Quarterly Business Review Agenda
QBR agenda with outcomes, metrics, customer voice, and next-quarter plan.
About this template
Most meetings fail before they start because no one wrote down what the meeting was for. A two-line agenda often works better than no agenda — and a structured one works better still.
The Quarterly Business Review Agenda sits inside FormForge's Meeting Agendas collection, and it is structured around the day-to-day reality of how small operators actually use a document like this. QBR agenda with outcomes, metrics, customer voice, and next-quarter plan.
Why this kind of document matters
Meetings without agendas waste an enormous amount of professional time across an organization. A two-minute agenda saves a thirty-minute meeting from drifting.
Who this template is for
Managers, founders, and chiefs of staff running recurring or high-stakes meetings. If you are a one-person operation, you can use it as-is. If you have a small team, treat the master copy as the canonical version and have everyone work from a single source so outgoing documents stay visually consistent.
What's inside
- Header block (your business name, logo, contact info, document number, and date)
- Counterparty block (client / employee / vendor name and contact details)
- Body fields specific to a quarterly business review agenda
- Totals, signatures, or acceptance section as appropriate
- Notes / terms area for clarifications and small-print policies
- Date, time, location, and attendee list
- Time-boxed agenda items
- Action item capture area at the bottom
When to use it
Send this agenda 24 hours before the meeting. Use the same template for every recurring instance — predictability is part of the value.
How to use it
- Click Use this template in Google Docs. Google will prompt you to make a copy into your own Drive.
- Rename the document to match your situation — the client name, the project, or the period covered.
- Replace placeholder text in the header with your business name, logo, and contact info on a master copy you reuse.
- Fill in the body fields. Delete sections that don't apply — over-trimming a template is almost always better than leaving filler text.
- Re-read end-to-end before sending. A 30-second proofread catches the small mistakes that erode trust.

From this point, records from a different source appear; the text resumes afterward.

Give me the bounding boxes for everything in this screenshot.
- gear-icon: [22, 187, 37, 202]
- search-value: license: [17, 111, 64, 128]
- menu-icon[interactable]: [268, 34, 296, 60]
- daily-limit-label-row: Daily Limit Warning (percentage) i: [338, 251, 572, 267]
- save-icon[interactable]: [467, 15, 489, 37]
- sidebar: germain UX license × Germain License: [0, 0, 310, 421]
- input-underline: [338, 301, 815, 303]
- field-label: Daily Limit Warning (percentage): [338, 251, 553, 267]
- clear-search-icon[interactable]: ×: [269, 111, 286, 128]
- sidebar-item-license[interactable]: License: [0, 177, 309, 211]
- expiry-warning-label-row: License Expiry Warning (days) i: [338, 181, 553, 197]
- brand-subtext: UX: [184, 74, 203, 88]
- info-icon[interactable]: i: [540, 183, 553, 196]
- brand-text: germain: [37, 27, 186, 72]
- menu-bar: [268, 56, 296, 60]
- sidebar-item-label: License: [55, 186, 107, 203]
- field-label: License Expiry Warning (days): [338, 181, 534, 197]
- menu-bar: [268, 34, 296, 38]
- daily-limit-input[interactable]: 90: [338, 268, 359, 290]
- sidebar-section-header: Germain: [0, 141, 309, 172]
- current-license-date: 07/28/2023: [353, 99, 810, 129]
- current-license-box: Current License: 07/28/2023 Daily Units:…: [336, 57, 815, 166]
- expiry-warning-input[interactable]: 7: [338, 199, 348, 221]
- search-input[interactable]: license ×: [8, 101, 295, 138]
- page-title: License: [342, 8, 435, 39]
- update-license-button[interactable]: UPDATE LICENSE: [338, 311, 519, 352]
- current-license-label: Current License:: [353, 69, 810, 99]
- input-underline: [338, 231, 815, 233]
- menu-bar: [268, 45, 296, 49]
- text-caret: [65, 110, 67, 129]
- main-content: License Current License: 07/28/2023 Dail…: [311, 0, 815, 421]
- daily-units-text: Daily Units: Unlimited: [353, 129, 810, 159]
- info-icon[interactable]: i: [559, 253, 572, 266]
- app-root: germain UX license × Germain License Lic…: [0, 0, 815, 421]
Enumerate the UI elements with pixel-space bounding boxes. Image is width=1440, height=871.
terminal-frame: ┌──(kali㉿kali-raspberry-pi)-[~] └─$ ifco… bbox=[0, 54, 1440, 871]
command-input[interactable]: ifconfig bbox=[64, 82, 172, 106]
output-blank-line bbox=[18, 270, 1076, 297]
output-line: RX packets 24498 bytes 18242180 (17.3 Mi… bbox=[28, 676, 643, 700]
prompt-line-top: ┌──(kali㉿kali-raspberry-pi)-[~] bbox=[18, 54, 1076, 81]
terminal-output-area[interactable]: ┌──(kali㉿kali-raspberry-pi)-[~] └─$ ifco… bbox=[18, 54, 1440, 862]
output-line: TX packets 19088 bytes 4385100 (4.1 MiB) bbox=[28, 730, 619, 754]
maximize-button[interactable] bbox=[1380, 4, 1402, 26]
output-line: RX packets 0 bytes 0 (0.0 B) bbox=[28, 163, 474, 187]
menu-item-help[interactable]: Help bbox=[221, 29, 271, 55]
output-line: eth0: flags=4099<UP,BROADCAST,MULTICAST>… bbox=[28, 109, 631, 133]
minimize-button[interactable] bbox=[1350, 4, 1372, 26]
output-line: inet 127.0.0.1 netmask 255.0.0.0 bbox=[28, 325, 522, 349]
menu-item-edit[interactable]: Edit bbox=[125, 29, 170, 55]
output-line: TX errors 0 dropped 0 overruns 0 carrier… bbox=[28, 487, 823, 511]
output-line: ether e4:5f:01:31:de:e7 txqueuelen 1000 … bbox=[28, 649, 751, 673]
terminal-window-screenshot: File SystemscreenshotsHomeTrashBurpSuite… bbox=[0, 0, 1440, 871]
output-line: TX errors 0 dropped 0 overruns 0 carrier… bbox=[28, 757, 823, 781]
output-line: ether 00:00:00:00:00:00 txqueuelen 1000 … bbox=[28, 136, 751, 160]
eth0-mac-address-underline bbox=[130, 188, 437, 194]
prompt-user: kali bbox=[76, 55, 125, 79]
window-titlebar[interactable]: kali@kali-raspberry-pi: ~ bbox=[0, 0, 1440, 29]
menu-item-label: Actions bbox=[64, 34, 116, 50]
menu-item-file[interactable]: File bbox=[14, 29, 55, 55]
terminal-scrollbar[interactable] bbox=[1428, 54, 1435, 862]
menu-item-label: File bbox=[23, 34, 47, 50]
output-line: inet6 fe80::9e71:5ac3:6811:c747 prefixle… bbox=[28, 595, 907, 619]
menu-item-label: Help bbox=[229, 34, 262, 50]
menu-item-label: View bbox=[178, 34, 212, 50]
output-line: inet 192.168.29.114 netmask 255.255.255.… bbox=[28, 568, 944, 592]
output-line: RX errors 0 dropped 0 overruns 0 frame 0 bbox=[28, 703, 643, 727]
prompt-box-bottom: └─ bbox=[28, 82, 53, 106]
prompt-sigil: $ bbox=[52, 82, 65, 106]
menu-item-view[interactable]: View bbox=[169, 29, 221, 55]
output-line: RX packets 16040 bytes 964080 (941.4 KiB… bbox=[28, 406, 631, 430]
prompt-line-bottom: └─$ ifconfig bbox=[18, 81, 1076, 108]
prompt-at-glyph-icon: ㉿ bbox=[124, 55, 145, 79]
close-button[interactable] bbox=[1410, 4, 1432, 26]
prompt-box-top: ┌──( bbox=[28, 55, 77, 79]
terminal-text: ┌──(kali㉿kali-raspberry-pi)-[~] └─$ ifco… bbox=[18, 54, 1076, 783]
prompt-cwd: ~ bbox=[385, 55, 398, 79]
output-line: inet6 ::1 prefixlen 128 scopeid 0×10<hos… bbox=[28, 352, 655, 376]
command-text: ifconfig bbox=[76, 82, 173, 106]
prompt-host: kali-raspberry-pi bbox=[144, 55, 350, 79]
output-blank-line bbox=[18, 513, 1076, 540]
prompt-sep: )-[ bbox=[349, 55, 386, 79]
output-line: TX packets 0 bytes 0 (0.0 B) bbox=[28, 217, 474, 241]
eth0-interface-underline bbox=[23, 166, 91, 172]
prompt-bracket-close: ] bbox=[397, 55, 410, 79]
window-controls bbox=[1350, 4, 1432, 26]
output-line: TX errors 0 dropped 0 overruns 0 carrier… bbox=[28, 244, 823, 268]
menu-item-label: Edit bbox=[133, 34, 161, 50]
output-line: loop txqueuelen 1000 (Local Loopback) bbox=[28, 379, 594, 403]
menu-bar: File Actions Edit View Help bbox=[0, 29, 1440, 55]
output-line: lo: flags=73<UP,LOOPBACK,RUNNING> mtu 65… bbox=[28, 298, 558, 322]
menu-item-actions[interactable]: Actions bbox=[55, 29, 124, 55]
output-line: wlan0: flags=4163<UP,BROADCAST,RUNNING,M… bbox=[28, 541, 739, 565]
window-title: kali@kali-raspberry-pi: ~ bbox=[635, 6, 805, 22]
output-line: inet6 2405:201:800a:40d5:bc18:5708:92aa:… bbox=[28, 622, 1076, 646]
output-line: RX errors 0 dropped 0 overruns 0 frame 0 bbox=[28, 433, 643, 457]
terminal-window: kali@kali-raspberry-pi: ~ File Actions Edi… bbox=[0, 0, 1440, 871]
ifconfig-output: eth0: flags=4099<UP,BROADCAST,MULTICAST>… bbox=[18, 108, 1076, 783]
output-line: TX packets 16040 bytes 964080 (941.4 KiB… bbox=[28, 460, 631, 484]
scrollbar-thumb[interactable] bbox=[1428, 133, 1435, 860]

Tips for getting the most out of it
- Time-box each item. "Status update — 5 min" sets expectations clearly.
- Identify the owner of each item. Topics without owners drift.
- End every meeting with action items, owners, and due dates. Capture them in writing before anyone leaves.
- Send the agenda at least 24 hours ahead. Anything less and people walk in cold.
Treat this meeting agendas template as a starting point, not a finished product. The fastest way to make any template work for your business is to use it once on a real-world situation, then go back and adjust based on what felt off — wording that didn't match how you talk, fields you never filled in, or a section that the recipient kept asking questions about. After two or three real uses, you'll have a version that is genuinely yours.
Frequently asked questions
Will the template stay updated?
We periodically refresh templates as practices and standards evolve. Your saved copy stays exactly as it was when you created it.
When should I send the agenda?
At least 24 hours before the meeting. Anything less and people walk in cold.
What if the meeting drifts off-agenda?
It will — that is normal. The agenda exists to make returning to the topic easy, not to police the conversation.
Do I need a Google Workspace account?
No. A free personal Google account is enough. The template will copy into your personal Drive and you can edit, share, and download it from there.
Can I share the copy with teammates?
Yes. Once the template is in your Drive, share it like any other Google Doc — by link or by inviting specific people.
Last updated: 2026-05-03
People who used this also reached for
Documents from related categories that often pair with a quarterly business review agenda.